Folia Parasitologica 61 81-89 (2014) | DOI: 10.14411/fp.2014.005
The glochidium larvae of freshwater mussels of the family Unionidae need to find suitable hosts to attach themselves and metamorphose into free-living juveniles. The specificity of the host-parasite relationship was investigated for the Iberian Unio tumidiformis Castro, 1885 by means of experimental infections and also by analyzing naturally infected fish. The process of encapsulation of glochidia was studied using scanning electron microscopy.

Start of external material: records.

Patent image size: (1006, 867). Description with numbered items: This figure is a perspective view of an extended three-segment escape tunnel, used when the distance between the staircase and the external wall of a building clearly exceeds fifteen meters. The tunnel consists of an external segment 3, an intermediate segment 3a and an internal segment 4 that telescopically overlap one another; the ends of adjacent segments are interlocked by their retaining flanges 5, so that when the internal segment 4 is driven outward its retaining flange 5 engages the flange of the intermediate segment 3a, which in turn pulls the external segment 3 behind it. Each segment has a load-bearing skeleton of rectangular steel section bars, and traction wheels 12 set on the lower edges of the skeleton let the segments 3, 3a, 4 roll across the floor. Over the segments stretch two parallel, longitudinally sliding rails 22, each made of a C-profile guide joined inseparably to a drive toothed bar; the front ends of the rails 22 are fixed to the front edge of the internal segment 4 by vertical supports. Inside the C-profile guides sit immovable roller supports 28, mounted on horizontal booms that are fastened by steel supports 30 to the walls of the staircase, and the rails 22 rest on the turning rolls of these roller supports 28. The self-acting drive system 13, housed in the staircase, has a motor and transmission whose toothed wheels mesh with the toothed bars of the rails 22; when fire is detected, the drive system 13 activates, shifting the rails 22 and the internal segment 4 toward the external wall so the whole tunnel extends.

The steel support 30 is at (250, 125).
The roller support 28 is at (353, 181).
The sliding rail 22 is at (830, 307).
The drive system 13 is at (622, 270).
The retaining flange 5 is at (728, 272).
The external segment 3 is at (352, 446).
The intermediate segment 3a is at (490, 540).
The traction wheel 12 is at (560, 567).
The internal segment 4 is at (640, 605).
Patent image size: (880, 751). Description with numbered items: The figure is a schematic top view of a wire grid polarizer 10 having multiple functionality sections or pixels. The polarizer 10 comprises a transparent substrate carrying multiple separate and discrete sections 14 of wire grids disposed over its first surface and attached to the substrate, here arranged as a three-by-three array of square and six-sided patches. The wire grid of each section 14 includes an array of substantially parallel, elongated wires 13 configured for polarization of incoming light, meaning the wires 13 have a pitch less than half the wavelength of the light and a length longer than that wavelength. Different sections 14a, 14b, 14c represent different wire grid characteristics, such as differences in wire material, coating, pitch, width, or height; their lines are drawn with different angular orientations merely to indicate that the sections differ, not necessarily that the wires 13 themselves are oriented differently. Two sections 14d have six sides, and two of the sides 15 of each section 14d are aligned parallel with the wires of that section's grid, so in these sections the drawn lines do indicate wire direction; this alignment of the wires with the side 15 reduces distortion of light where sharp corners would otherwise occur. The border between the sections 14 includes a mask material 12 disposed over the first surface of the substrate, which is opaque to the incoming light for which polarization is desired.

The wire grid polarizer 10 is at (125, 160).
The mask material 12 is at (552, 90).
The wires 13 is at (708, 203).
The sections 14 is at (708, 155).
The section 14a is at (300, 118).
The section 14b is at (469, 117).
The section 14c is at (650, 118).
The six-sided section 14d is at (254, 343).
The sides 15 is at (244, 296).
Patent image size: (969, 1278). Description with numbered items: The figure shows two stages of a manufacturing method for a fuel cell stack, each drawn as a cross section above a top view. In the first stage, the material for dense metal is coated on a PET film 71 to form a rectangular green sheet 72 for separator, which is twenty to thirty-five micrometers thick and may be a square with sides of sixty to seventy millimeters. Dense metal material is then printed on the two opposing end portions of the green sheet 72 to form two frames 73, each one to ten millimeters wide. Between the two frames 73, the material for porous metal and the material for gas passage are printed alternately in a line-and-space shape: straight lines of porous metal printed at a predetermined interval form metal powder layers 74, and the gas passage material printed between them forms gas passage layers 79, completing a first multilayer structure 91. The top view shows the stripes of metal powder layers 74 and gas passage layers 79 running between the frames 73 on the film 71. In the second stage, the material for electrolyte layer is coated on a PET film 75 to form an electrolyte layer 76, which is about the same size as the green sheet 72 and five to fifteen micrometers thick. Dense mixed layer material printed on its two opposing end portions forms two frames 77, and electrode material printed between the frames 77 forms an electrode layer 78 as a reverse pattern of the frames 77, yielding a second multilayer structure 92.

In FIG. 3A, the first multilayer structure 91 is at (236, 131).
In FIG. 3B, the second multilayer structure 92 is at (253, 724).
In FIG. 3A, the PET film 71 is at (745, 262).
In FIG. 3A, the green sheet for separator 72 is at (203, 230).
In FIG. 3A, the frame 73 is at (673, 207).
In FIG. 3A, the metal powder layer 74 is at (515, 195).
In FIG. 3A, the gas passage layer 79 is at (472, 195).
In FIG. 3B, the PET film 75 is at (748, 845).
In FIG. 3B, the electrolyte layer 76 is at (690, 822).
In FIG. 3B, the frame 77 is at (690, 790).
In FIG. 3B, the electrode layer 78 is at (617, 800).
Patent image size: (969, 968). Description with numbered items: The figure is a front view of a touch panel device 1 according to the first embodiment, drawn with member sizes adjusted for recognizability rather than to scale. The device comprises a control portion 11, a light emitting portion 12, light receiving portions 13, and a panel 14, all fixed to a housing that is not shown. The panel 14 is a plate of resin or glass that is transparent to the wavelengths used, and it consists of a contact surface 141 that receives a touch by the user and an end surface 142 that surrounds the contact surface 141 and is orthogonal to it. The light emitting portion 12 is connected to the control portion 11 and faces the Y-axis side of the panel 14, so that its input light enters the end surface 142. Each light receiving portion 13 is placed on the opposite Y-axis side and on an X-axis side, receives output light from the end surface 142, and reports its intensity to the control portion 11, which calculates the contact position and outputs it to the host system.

Unio tumidiformis has proven to be an unusual host-specific unionid mussel, apparently parasitizing only fish of the genus Squalius Bonaparte, 1837. Successful encapsulation or complete metamorphosis was observed in five fish taxa: S. aradensis (Coelho, Bogutskaya, Rodrigues et Collares-Pereira), S. caroliterti (Doadrio), S. pyrenaicus (Günther), S. torgalensis (Coelho, Bogutskaya, Rodrigues et Collares-Pereira) and S. alburnoides (Steindachner) complex (only for the nuclear hybrids with at least one copy of the S. pyrenaicus genome). Complete metamorphose was achieved in 6 to 14 days at mean temperatures ranging from 21.8 to 26.1°C. The current study provides support for cell migration being the main force of cyst formation and shows the influence of potential host's genome in response to the infection process to determine the success of the metamorphosis.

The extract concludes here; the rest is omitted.